Grüne fachen Diskussion um Tempo 30 erneut an und setzen sich knapp durch

Kurz vor der Grundschule an der Berg-am-Laim-Straße weist ein Schild darauf hin, dass an dieser Stelle eigentlich Tempo 30 gilt. Es handelt sich dort nicht um ein kleines Gässchen, sondern um die vierspurige Bundesstraße 304, auf der Autofahrer streckenweise den Fuß vom Gas nehmen müssen. Die Berg-am-Laim-Straße ist eins von vielen Beispielen im Stadtgebiet, wo punktuell von der innerörtlichen Regelgeschwindigkeit abgewichen wird. Die Grünen fordern nun, dass in Berg am Laim bis auf wenige Ausnahmen komplett Tempo 30 herrscht.

Es ist ein Vorstoß, der zu Beginn des Jahres bereits im Stadtrat für heftige Diskussionen sorgte, als eine stadtweite Geschwindigkeitsreduzierung im Raum stand. Schlussendlich wurde der Vorschlag verworfen - zumindest auf höherer politischer Ebene. In den Stadtbezirken kommt das Thema alle paar Monate wieder auf den Tisch.

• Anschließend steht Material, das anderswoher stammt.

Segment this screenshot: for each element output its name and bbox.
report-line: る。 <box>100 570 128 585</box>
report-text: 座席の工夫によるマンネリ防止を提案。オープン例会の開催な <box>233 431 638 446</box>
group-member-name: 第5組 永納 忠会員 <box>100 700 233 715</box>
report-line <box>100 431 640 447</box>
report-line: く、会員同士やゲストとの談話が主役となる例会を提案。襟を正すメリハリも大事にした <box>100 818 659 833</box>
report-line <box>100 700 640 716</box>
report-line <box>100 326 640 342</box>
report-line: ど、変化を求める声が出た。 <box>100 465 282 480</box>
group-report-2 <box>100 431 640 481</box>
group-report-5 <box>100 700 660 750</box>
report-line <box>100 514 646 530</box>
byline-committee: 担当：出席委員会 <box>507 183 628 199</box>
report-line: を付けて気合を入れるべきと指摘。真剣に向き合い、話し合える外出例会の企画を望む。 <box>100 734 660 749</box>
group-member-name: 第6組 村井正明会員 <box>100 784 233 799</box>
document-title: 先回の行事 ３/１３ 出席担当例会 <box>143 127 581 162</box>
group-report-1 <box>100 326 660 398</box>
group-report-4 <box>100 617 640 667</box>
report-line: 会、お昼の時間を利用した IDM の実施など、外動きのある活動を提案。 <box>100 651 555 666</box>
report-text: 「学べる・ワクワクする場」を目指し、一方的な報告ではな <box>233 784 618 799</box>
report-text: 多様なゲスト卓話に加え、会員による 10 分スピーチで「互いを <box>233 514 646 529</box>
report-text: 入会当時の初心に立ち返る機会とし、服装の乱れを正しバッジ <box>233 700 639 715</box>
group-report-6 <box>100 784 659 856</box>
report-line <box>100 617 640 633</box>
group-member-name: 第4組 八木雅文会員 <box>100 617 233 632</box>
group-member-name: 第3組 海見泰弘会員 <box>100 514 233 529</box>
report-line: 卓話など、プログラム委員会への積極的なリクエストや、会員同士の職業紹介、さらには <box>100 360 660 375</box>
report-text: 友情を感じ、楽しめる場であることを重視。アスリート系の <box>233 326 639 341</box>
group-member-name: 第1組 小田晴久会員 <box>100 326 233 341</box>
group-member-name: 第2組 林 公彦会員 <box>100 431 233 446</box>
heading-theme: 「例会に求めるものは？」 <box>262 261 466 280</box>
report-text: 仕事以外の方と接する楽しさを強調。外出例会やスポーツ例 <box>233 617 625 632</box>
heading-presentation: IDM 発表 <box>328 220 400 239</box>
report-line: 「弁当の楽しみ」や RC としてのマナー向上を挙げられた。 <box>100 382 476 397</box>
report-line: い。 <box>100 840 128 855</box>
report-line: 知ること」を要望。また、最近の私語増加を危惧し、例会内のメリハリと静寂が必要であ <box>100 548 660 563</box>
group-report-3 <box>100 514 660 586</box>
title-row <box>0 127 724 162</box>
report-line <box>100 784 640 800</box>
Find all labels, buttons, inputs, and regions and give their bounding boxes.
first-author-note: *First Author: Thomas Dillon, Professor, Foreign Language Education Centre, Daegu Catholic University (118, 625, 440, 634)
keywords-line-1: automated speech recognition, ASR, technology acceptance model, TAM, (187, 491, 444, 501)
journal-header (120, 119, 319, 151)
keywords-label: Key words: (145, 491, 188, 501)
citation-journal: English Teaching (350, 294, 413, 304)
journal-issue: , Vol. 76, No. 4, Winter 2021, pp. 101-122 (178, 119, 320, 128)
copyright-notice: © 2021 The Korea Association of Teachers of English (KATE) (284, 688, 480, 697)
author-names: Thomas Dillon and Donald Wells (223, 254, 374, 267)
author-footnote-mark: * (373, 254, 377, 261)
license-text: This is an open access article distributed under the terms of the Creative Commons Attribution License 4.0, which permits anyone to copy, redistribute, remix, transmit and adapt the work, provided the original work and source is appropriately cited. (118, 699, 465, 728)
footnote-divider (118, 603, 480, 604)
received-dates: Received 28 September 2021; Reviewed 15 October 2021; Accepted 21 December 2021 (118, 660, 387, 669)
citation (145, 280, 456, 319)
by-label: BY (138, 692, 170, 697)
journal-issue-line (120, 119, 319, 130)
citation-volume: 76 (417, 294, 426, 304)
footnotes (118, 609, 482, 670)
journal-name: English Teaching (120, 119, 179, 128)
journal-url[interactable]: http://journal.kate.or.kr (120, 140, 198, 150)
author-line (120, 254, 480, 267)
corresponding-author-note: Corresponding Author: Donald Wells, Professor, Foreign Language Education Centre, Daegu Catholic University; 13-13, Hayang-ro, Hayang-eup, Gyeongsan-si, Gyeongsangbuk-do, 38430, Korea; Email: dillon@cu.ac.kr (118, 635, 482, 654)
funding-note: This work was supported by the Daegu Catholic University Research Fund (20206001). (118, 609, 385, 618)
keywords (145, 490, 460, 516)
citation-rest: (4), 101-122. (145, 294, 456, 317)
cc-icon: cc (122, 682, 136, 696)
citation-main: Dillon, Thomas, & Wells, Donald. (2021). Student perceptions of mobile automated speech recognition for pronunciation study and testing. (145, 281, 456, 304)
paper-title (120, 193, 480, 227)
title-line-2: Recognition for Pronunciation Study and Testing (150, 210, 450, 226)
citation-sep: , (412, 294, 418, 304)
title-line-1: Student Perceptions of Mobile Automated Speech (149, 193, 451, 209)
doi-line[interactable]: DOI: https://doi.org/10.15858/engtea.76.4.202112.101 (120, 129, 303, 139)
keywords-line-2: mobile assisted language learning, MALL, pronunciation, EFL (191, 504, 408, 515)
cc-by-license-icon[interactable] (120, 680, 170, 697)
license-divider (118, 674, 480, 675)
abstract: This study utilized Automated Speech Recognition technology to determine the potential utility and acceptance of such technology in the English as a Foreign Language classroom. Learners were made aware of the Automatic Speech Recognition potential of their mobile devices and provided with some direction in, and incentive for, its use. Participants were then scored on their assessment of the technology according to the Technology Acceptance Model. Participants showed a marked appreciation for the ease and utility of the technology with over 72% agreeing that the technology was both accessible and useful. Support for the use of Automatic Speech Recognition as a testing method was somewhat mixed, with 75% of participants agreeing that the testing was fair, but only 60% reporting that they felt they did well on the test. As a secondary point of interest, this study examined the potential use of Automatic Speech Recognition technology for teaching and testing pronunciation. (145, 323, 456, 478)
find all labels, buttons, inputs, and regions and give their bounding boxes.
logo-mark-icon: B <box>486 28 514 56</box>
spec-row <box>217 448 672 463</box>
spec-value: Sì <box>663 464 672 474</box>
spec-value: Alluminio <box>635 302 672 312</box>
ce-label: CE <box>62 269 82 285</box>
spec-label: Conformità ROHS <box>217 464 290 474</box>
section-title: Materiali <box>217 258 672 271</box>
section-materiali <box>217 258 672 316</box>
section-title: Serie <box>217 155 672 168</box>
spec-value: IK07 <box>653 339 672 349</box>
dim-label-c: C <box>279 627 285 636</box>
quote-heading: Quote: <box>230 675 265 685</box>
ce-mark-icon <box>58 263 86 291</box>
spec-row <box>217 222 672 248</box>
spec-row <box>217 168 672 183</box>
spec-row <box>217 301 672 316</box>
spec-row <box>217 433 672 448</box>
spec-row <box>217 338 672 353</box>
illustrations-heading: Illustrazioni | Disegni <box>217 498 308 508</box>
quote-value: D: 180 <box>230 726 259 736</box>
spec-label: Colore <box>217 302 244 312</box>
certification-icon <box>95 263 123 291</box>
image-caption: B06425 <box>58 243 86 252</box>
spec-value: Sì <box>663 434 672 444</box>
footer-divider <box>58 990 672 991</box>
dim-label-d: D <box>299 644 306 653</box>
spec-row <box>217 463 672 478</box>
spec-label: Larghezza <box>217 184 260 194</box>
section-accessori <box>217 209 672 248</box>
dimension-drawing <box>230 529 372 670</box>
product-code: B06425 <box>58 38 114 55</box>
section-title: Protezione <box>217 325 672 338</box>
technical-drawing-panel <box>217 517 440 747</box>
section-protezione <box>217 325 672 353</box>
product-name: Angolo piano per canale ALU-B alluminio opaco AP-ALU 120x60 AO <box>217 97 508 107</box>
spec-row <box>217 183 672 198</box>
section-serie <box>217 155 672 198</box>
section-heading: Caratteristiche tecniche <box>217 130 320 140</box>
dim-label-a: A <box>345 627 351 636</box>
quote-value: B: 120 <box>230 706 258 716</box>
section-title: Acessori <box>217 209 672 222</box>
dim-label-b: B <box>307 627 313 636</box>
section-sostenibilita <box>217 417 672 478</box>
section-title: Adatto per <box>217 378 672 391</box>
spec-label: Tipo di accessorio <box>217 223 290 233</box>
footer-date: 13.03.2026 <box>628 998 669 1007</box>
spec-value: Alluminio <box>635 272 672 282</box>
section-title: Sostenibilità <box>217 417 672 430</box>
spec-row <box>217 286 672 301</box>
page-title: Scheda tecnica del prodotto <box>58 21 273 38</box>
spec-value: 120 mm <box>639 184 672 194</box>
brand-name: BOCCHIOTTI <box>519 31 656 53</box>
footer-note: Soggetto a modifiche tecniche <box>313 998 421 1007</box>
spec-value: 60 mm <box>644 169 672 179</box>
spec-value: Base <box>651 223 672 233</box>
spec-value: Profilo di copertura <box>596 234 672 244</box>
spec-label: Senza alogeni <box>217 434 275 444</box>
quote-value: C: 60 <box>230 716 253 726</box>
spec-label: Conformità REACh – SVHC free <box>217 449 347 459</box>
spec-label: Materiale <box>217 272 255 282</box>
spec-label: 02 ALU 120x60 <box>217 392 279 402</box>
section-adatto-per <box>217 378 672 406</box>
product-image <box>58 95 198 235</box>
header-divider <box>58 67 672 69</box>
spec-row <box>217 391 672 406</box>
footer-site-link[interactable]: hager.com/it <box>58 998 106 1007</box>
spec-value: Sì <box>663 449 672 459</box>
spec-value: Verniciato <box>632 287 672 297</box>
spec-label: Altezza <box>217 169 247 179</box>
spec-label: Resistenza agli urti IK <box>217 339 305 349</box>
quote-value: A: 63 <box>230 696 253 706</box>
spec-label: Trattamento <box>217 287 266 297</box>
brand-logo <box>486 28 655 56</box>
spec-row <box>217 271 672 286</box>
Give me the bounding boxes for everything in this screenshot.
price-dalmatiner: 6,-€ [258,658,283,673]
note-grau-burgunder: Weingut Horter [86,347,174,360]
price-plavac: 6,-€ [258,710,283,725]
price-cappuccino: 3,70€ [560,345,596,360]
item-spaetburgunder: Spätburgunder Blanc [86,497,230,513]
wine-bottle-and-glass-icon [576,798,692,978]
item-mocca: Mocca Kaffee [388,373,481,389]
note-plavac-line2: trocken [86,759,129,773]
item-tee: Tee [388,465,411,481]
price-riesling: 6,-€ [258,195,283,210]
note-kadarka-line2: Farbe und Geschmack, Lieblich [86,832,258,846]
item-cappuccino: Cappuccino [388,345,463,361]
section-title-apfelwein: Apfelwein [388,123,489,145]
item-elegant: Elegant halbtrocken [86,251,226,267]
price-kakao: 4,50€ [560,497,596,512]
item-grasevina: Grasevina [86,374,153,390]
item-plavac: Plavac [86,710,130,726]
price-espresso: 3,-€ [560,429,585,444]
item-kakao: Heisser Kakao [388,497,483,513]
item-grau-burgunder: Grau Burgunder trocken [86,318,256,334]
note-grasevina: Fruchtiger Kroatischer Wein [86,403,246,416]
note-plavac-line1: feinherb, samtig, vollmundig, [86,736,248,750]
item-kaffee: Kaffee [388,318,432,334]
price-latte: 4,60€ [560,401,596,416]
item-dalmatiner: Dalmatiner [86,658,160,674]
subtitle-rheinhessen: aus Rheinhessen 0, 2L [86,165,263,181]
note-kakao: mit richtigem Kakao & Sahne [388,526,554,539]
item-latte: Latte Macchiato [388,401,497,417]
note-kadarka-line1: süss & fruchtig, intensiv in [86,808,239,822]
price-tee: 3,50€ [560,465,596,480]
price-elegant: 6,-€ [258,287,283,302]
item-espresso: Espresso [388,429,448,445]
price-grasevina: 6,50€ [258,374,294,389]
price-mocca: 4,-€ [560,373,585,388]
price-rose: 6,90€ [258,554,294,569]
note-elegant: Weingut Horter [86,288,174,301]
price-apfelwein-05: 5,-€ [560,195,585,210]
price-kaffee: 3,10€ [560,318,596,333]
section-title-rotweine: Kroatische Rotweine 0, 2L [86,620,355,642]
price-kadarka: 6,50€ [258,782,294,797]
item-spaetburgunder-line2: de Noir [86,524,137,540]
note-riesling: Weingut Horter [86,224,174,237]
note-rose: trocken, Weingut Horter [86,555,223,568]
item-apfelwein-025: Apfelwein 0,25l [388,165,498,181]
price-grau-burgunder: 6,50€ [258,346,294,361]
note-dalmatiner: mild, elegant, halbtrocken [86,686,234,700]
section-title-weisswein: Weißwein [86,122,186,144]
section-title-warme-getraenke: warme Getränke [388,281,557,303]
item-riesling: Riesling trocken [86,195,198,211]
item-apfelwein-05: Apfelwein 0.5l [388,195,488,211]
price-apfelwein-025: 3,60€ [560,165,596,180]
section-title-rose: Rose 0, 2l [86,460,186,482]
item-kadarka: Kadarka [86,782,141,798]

Nach Hadern, Neuhausen-Nymphenburg, Au-Haidhausen, Ramersdorf-Perlach und der Schwanthalerhöhe sind nun die Berg am Laimer dran gewesen.

Im Antragstext hatte die Fraktion der Grünen 18 Straßen im Bezirk aufgelistet, die in "die sie umgebenden Tempo-30-Zonen" aufgenommen werden sollen, um so den "Flickenteppich unterschiedlicher Geschwindigkeitsbegrenzungen" aufzulösen, den Verkehr sicherer zu machen, Lärm zu reduzieren und allgemein das Klima zu verbessern. "Es geht nicht darum, Autos auszubremsen", sagte Alexandra Nürnberger (Grüne), während sie das Konzept im Bezirksausschuss (BA) vorstellte. Demnach seien die großen Bundesstraßen sowie die Bad-Schachener- und die Heinrich-Wieland-Straße, der Schatzbogen und die Rosenheimer Straße vom Tempo-30-Vorschlag ausgenommen.

Das ließ CSU-Mann Fabian Ewald nicht unkommentiert: "Es ist ein durchsichtiger Versuch, hier eine Regelgeschwindigkeit einzuführen", sagte er. BA-Vorsitzender Alexander Friedrich (SPD) fügte hinzu, dass es keine gesetzliche Grundlage für solch eine Regelung gebe. Sogar die ÖDP lehnte das Vorhaben mit Verweis auf die Folgen für den ÖPNV ab. Mit elf zu zehn Gegenstimmen wurde der Grünen-Antrag denkbar knapp angenommen.